第七百六十二章:年玉醒來
整個順天府,風平浪靜,一切都再是正常不過。
前日,轟動了整個順天府的大婚,依舊是百姓們茶餘飯後競相談論的話題。
人們談論著樞密使大人面具下的臉,言辭之間,無一不唏噓惋惜。
亦是談論著大婚當日,那場奇怪的刺殺,慶幸有驚無險,刺客被誅,一切安然無恙。
更是談論著大婚第二日,大將軍府突起的大火,也好在及時發現,又及時撲滅,沒人傷亡。
可誰也不知道,在那看似平靜的表面之下,涌動的暗流。
更是不知,那去寺廟祈福的楚少夫人,正謀划著一場大戲,而真正的楚少夫人,如今亦是正被許多人尋找著。
距離順天府百里之外,一個小村落里,幾戶人家零星的坐落在山坳里,炊煙寥寥,依稀可以聞得見些許飯菜的香味兒。
一個茅草屋內。
床上,女子靜靜的躺著,睜著眼,頭上纏繞著的白色紗布上,額上的傷口還滲透著血跡。
「阿娘,她……到底怎麼了?是不是摔傻了?剛才……剛才,我們問她什麼,她什麼都不回答,會不會和大牛一樣……」
一牆之隔的門外,男人粗獷的聲音,帶著焦急,可那說話的語氣,卻如一個幾歲孩童一般。
大牛……
年玉順著那聲音看過去,正好透過打開的窗戶,看見那高大健壯的男人,此刻,那男人正圍著火爐旁熬著葯的婦人打轉。

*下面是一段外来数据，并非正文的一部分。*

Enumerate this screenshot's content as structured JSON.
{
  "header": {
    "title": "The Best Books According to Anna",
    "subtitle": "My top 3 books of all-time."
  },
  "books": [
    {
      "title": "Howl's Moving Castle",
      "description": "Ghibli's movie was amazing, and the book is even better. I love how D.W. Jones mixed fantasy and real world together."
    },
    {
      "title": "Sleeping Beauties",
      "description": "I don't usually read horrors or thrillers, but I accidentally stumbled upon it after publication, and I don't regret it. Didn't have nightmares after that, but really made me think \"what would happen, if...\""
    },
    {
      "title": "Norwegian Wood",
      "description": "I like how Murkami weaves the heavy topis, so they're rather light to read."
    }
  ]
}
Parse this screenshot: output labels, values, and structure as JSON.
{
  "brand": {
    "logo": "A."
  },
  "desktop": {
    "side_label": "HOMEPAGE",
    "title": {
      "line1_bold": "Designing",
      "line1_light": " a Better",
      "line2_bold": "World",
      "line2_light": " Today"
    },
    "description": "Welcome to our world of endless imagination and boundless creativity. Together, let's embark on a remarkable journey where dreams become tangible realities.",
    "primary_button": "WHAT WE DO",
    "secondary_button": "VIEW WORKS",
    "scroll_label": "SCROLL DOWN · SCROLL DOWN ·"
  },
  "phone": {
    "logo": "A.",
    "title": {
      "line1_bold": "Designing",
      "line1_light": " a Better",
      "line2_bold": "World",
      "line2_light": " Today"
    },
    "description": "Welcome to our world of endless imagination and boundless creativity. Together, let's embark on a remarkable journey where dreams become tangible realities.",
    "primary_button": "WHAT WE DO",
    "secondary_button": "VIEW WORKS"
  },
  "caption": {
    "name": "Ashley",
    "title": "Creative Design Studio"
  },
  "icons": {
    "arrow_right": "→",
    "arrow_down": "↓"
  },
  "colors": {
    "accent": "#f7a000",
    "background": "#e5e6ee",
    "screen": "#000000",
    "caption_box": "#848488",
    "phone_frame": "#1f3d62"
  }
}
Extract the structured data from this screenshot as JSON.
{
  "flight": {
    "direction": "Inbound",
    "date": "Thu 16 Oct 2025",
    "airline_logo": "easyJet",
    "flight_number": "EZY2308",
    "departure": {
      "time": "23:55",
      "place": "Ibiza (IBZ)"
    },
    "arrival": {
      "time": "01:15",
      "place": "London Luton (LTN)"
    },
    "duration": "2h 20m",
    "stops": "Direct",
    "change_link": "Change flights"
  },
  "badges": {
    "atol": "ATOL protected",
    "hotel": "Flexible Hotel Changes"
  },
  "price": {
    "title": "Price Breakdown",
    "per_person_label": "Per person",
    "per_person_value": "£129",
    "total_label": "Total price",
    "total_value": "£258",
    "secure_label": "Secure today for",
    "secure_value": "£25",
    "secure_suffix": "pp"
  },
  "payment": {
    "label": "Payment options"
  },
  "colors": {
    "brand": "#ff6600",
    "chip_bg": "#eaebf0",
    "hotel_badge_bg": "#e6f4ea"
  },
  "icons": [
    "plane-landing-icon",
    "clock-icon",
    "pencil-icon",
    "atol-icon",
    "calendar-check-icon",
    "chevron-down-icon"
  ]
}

那男人剛說到此,婦人便一眼看向那男人,似乎有些不悅。
「和你一樣怎麼了?你是這世上最純真善良的孩子,以後不許輕視自己。」婦人冷冷的打斷男人的話,眼中的不悅亦是掩蓋不住心裡的柔和與疼愛。
尋常時候,聽見阿娘這般說,大牛會分外開心。
可這一次,他卻是耷拉著腦袋,一雙眉緊緊的皺著,「大牛……擔心她,大牛不想她和我一樣……」
毫不掩飾的心跡流露,年玉聽著,不由微微皺眉。
擔心她……
婦人看著男人,重重的嘆了口氣,「你……你放心,她確實是摔到了腦袋,腦袋裡有些淤血罷了,待淤血清除,就不會有什麼大礙。」
「當真?」男人先一刻還陰著的臉上,瞬間笑容綻放開來,明明黝黑的皮膚,和陽光燦爛半點兒也沾不上關係,可那笑容綻開的一剎,彷彿整個天都更亮了一些。

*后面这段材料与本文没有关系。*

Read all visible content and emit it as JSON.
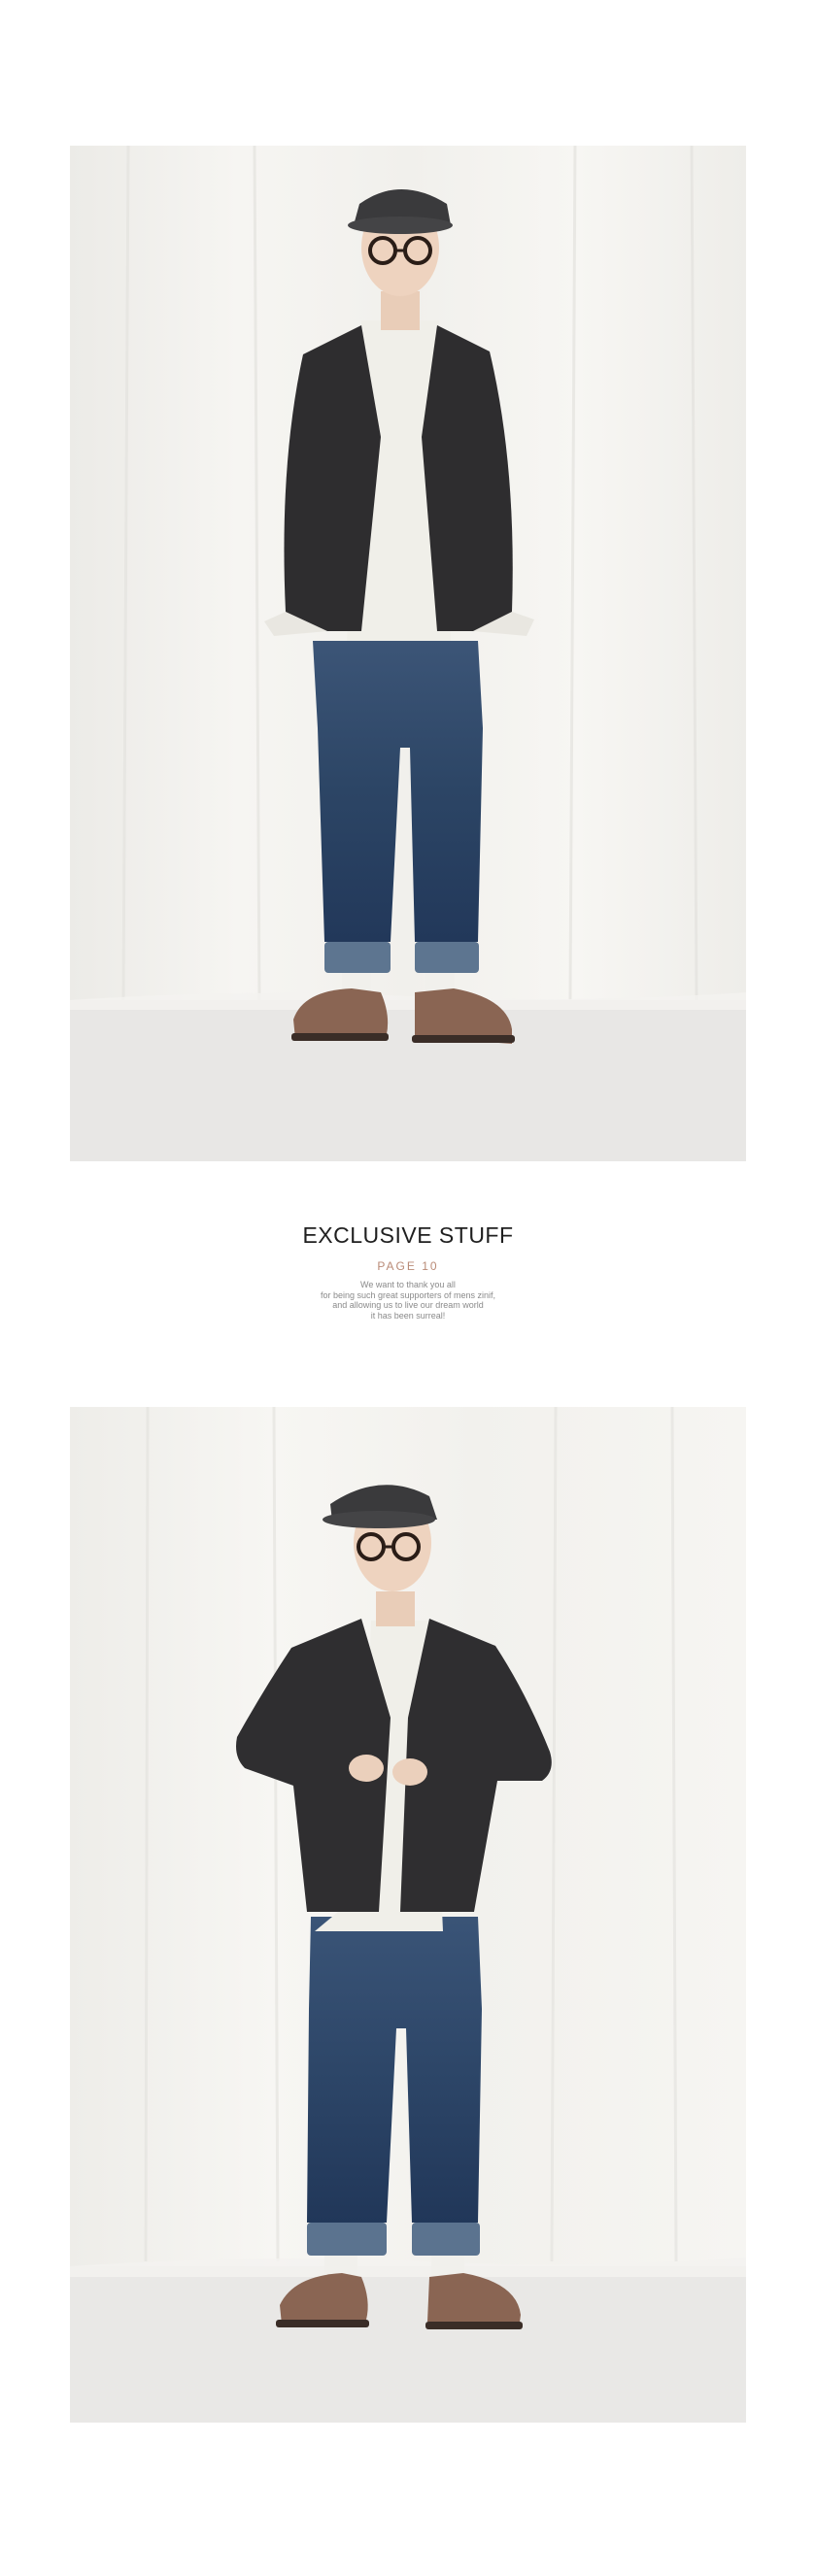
{
  "caption": {
    "title": "EXCLUSIVE STUFF",
    "page_label": "PAGE 10",
    "body_lines": [
      "We want to thank you all",
      "for being such great supporters of mens zinif,",
      "and allowing us to live our dream world",
      "it has been surreal!"
    ]
  },
  "colors": {
    "accent": "#b98a76",
    "title": "#1f1f1f",
    "body_text": "#8a8a8a",
    "backdrop": "#f3f2ee",
    "floor": "#e9e8e6",
    "blazer": "#2e2d2f",
    "jeans": "#2f4a6c",
    "shoes": "#8a6553"
  }
}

可僅是一瞬,男人的臉又沉了下去,「可為何剛剛,我們問她什麼,她都不知道,甚至連名字也……」
男人如此說著,婦人也是皺了眉。
「興許,是忘記了。」婦人淡淡開口,說話之間,眸光微斂,那眸中,彷彿有什麼東西一閃而過。
年玉聽著那母子二人的談話,想著剛才她醒來之時,那對母子接連的問題。
忘記了嗎?
不,她只是覺得奇怪,更是不敢作答。
記憶里,棲梧宮裡,百獸的屍體堆積成山,耳邊,奏響的嗩吶鞭炮,她幾乎能夠想象得到,整個皇宮是怎樣喜慶的在慶祝著趙焱和年依蘭的大婚。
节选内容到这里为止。